Earthwork, Kilcullane, Co. Limerick

Co. Limerick |

Ritual/Ceremonial

Earthwork, Kilcullane, Co. Limerick

In a patch of rough, wet pasture in County Limerick, cut through by land drains and watercourses, there is a circular earthwork that does not appear on any historic Ordnance Survey map.

It was not recorded, catalogued, or even acknowledged in the conventional documentary record. The only reason anyone knows it exists is that a pilot or surveyor happened to look down at the right moment, at the right angle, during the right season, and saw something in the grass that the ground itself had been quietly concealing for an unknown length of time.

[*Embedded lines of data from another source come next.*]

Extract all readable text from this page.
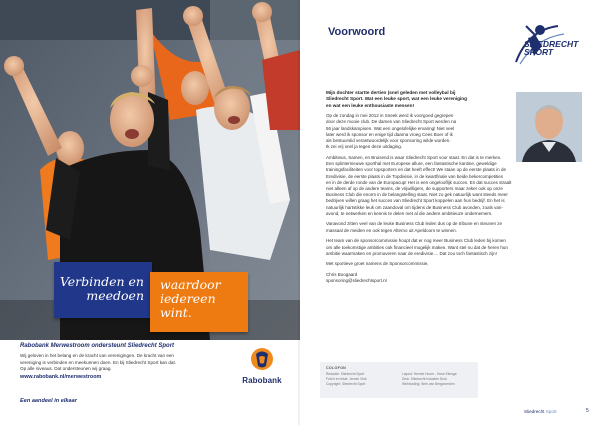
Verbinden en
meedoen
waardoor
iedereen
wint.
Rabobank Merwestroom ondersteunt Sliedrecht Sport
Wij geloven in het belang en de kracht van verenigingen. De kracht van een
vereniging is verbinden en meekunnen doen. En bij Sliedrecht Sport kan dat.
Op alle niveaus. Dat ondersteunen wij graag.
www.rabobank.nl/merwestroom
Een aandeel in elkaar
Rabobank
Voorwoord
SLIEDRECHT
SPORT
Mijn dochter startte dertien (snel geleden met volleybal bij
Sliedrecht Sport. Wat een leuke sport, wat een leuke vereniging
en wat een leuke enthousiaste mensen!
Op de zondag in mei 2012 in Sneek werd ik voorgoed gegrepen
door deze mooie club. De dames van Sliedrecht Sport werden na
56 jaar landskampioen. Wat een ongelofelijke ervaring! Niet veel
later werd ik sponsor en enige tijd daarna vroeg Cees Boer of ik
als bestuurslid verantwoordelijk voor sponsoring wilde worden.
Ik zei vrij snel ja tegen deze uitdaging.
Ambitieus, Samen, en Bruisend is waar Sliedrecht Sport voor staat. En dat is te merken.
Een splinternieuwe sporthal met Europese allure, een fantastische kantine, geweldige
trainingsfaciliteiten voor topsporters en dat heeft effect! We staan op de eerste plaats in de
Eredivisie, de eerste plaats in de Topdivisie, in de kwartfinale van beide bekercompetities
en in de derde ronde van de Europacup! Het is een ongelooflijk succes. En dat succes straalt
niet alleen af op de andere teams, de vrijwilligers, de supporters maar zeker ook op onze
Business Club die enorm in de belangstelling staat. Niet zo gek natuurlijk want steeds meer
bedrijven willen graag het succes van Sliedrecht Sport koppelen aan hun bedrijf. En het is
natuurlijk hartstikke leuk om zaandoval om tijdens de Business Club avonden, zoals van-
avond, te netwerken en kennis te delen met al die andere ambitieuze ondernemers.
Vanavond zitten veel van de leuke Business Club leden dus op de tribune en steunen ze
massaal de meiden en ook tegen Alterno uit Apeldoorn te winnen.
Het team van de sponsorcommissie hoopt dat er nog meer Business Club leden bij komen
om alle toekomstige ambities ook financieel mogelijk maken. Want stel nu dat de heren hun
ambitie waarmaken en promoveren naar de eredivisie.... Dat zou toch fantastisch zijn!
Met sportieve groet namens de Sponsorcommissie,
Chris Boogaard
sponsoring@sliedrechtsport.nl
COLOFON
Redactie: Sliedrecht Sport
Foto's en tekst: Jeroen Vink
Copyright: Sliedrecht Sport
Layout: Hennie Hoorn - Hose Elsinga
Druk: Sliedrecht Industrie Druk
Webhosting: Web van Bergwoerden
Sliedrecht Sport	5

The monument came to light through the Bruff aerial photographic survey of 1986, which identified a roughly circular earthwork, with a smaller and as yet unidentified feature sitting within its northern interior. Aerial survey of this kind works by catching cropmarks, the subtle variations in vegetation colour and growth that occur when buried structures affect how moisture and nutrients reach plant roots. In dry or stressed conditions, the outlines of ditches, walls, or banks can ghost their way to the surface in the form of darker or lighter strips across a field. This particular cropmark measures approximately 37 metres east to west and 35 metres north to south, and it has appeared consistently across multiple satellite and aerial images taken between 2005 and 2018, including those held by OSi, Digital Globe, and Google Earth. The site lies around 170 metres west of the townland boundary with Ragamus. What the earthwork originally was, and when it was constructed, remains unresolved. The smaller feature inside the northern quadrant is described simply as unidentifiable.

Because the site exists as a cropmark rather than a visible surface feature, there is very little to see on the ground. The pasture is rough and wet, crossed by drainage channels, and nothing breaks the surface in any obvious way. The monument is most legible from the air or via satellite imagery, and the clearest available images are the Google Earth orthophotographs from April 2006, April 2013, and June 2018, along with the original Bruff survey images. Anyone with a particular interest in the site would do well to study those before visiting, since without that overhead perspective the field offers few visible clues that anything of significance lies beneath it. The record was compiled by Alison McQueen and Vera Rahilly and uploaded in November 2020.